No texto, Asif afirmou que um “genocídio” ocorre no Líbano enquanto as conversas de paz acontecem em Islamabad. Segundo ele, civis são mortos por Israel e a violência teria começado em Gaza, depois alcançado o Irã e agora atinge o território libanês. O ministro ainda declarou esperar que “as pessoas que criaram esse Estado canceroso em terras palestinas […] queimem no inferno”.
A declaração provocou reação imediata do governo israelense. Em nota divulgada pelo gabinete do primeiro-ministro Benjamin Netanyahu, Israel considerou o comentário “ultrajante” e equivalente a um “apelo à aniquilação” do país, ressaltando que tal posição é incompatível com a postura de “mediador neutro” reivindicada por Islamabad.

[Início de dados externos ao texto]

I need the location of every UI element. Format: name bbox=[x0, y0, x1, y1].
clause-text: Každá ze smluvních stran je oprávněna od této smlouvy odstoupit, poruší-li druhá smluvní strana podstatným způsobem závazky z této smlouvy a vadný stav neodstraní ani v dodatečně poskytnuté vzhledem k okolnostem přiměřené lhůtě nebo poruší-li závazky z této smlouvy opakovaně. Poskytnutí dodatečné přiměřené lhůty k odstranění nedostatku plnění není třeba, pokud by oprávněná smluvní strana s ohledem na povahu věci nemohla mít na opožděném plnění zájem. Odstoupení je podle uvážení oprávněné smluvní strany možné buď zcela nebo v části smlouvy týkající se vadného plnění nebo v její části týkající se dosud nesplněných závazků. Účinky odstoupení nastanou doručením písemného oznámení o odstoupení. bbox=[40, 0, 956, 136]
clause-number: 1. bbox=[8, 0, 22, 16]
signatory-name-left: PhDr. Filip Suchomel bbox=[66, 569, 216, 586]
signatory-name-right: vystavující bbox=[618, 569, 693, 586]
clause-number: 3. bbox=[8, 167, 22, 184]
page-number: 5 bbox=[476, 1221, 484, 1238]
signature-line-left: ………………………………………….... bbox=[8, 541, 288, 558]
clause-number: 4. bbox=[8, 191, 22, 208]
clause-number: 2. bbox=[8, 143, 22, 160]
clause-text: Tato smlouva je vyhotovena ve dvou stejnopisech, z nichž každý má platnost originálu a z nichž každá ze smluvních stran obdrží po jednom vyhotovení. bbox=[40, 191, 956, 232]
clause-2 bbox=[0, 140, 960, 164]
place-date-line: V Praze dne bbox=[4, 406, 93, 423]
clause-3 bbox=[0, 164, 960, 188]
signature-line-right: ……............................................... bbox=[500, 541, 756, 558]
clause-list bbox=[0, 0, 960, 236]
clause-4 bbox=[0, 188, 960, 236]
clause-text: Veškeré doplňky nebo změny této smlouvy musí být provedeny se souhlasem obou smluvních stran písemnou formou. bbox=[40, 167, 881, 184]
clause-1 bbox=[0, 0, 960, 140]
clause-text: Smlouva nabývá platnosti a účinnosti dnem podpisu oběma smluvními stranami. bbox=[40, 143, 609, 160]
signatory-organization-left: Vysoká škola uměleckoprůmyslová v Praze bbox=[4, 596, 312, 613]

Processo de mediação sob pressão
O episódio ocorre em meio à ofensiva diplomática coordenada pelo primeiro-ministro paquistanês, Shehbaz Sharif, e pelo vice-premiê e chanceler Ishaq Dar. O plano de dez pontos apresentado por Islamabad busca encerrar o atual conflito no Oriente Médio.
As tratativas enfrentam incertezas. Autoridades iranianas já sinalizaram que Teerã poderá abandonar as conversas se Israel mantiver operações militares no Líbano. Tanto Washington quanto Jerusalém alegam que a ofensiva contra o Hezbollah não está coberta pelo cessar-fogo temporário anunciado na terça-feira (7).
Nas últimas horas, o primeiro-ministro libanês, Nawaf Salam, solicitou formalmente ao governo paquistanês a inclusão do Líbano em eventual acordo de cessar-fogo entre EUA e Irã, na tentativa de evitar novos ataques israelenses, segundo o jornal Grand Serail.